完整的實現(xiàn)可以查看 GNUstep Base 的 NSCache.m 文件。

下面可以看看 NSCache 在 SDWebImage 的運(yùn)用是怎么樣的：

- (UIImage *)imageFromMemoryCacheForKey:(NSString *)key {
    return [self.memCache objectForKey:key];
}
- (UIImage *)imageFromDiskCacheForKey:(NSString *)key {
    // 檢查 NSCache 里是否有
    UIImage *image = [self imageFromMemoryCacheForKey:key];
    if (image) {
        return image;
    }
    // 從磁盤里讀
    UIImage *diskImage = [self diskImageForKey:key];
    if (diskImage && self.shouldCacheImagesInMemory) {
        NSUInteger cost = SDCacheCostForImage(diskImage);
        [self.memCache setObject:diskImage forKey:key cost:cost];
    }
    return diskImage;
}

可以看出利用 NSCache 自動釋放內(nèi)存的特點(diǎn)將圖片都放到 NSCache 里這樣在內(nèi)存不夠用時可以自動清理掉不常用的那些圖片，在讀取 Cache 里內(nèi)容時如果沒有被清理會直接返回圖片數(shù)據(jù)，清理了的話才會執(zhí)行 I/O 從磁盤讀取圖片，通過這種方式能夠利用空間減少磁盤操作，空間也能夠更加有效的控制釋放。

控制 App 的 Wake 次數(shù)

通知，VoIP，定位，藍(lán)牙等都會使設(shè)備從 Standby 狀態(tài)喚起。喚起這個過程會有比較大的消耗，應(yīng)該避免頻繁發(fā)生。通知方面主要要在產(chǎn)品層面多做考慮。定位方面，下面可以看看定位的一些 API 看看它們對性能的不同影響，便于考慮采用合適的接口。

連續(xù)的位置更新

[locationManager startUpdatingLocation]

這個方法會時設(shè)備一直處于活躍狀態(tài)。

延時有效定位

[locationManager allowDeferredLocationUpdatesUntilTraveled: timeout:]

高效節(jié)能的定位方式，數(shù)據(jù)會緩存在位置硬件上。適合于跑步應(yīng)用應(yīng)該都采用這種方式。

重大位置變化

[locationManager startMonitoringSignificantLocationChanges]

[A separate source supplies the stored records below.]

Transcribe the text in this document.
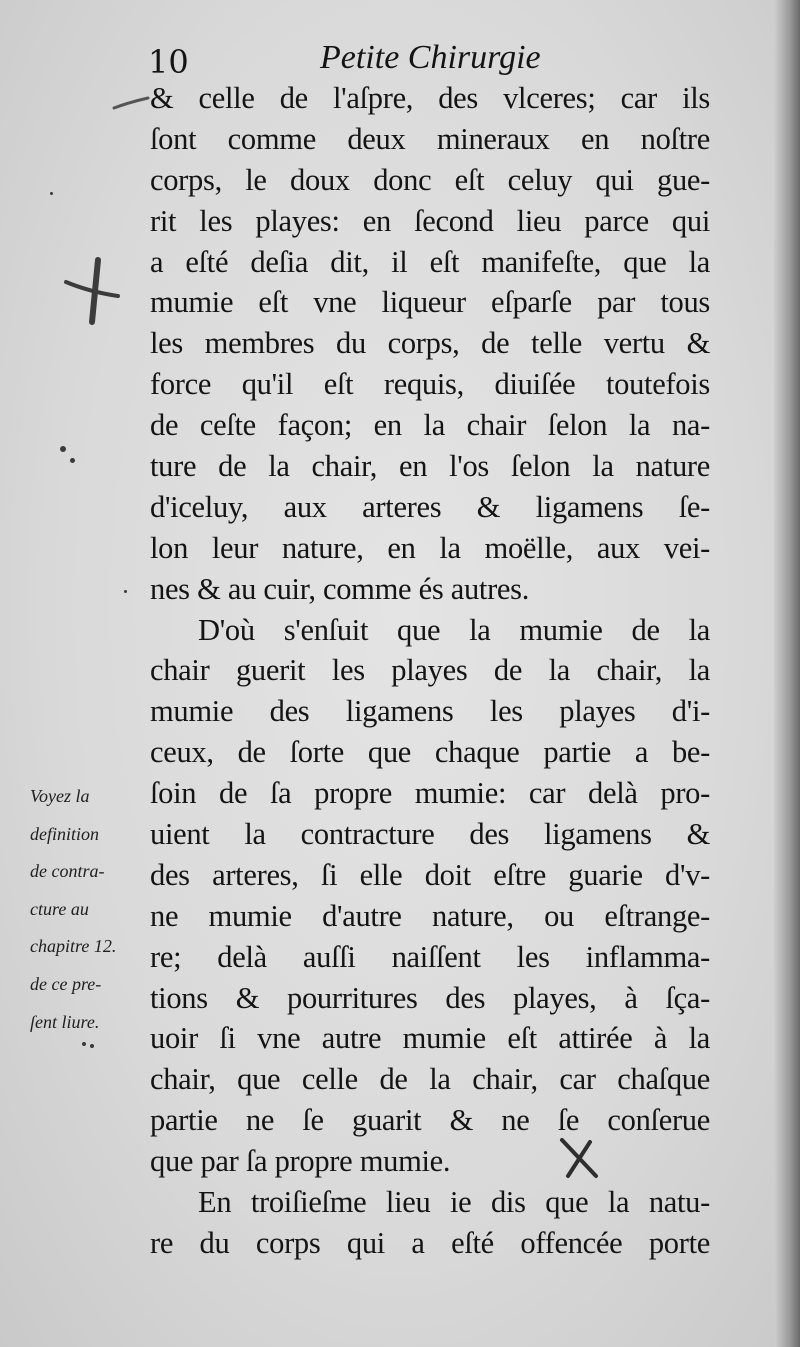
10	Petite Chirurgie
& celle de l'aſpre, des vlceres; car ils
ſont comme deux mineraux en noſtre
corps, le doux donc eſt celuy qui gue-
rit les playes: en ſecond lieu parce qui
a eſté deſia dit, il eſt manifeſte, que la
mumie eſt vne liqueur eſparſe par tous
les membres du corps, de telle vertu &
force qu'il eſt requis, diuiſée toutefois
de ceſte façon; en la chair ſelon la na-
ture de la chair, en l'os ſelon la nature
d'iceluy, aux arteres & ligamens ſe-
lon leur nature, en la moëlle, aux vei-
nes & au cuir, comme és autres.
D'où s'enſuit que la mumie de la
chair guerit les playes de la chair, la
mumie des ligamens les playes d'i-
ceux, de ſorte que chaque partie a be-
ſoin de ſa propre mumie: car delà pro-
uient la contracture des ligamens &
des arteres, ſi elle doit eſtre guarie d'v-
ne mumie d'autre nature, ou eſtrange-
re; delà auſſi naiſſent les inflamma-
tions & pourritures des playes, à ſça-
uoir ſi vne autre mumie eſt attirée à la
chair, que celle de la chair, car chaſque
partie ne ſe guarit & ne ſe conſerue
que par ſa propre mumie.
En troiſieſme lieu ie dis que la natu-
re du corps qui a eſté offencée porte
Voyez la
definition
de contra-
cture au
chapitre 12.
de ce pre-
ſent liure.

會更節(jié)能，對于那些只有在位置有很大變化的才需要回調(diào)的應(yīng)用可以采用這種，比如天氣應(yīng)用。

區(qū)域監(jiān)測

[locationManager startMonitoringForRegion:(CLRegion *)]

也是一種節(jié)能的定位方式，比如在博物館里按照不同區(qū)域監(jiān)測展示不同信息之類的應(yīng)用比較適合這種定位。

經(jīng)常訪問的地方

// Start monitoring
locationManager.startMonitoringVisits()
// Stop monitoring when no longer needed
locationManager.stopMonitoringVisits()

總的來說，不要輕易使用 startUpdatingLocation() 除非萬不得已，盡快的使用 stopUpdatingLocation() 來結(jié)束定位還用戶一個節(jié)能設(shè)備。

內(nèi)存對于性能的影響

首先 Reclaiming 內(nèi)存是需要時間的，突然的大量內(nèi)存需求是會影響響應(yīng)的。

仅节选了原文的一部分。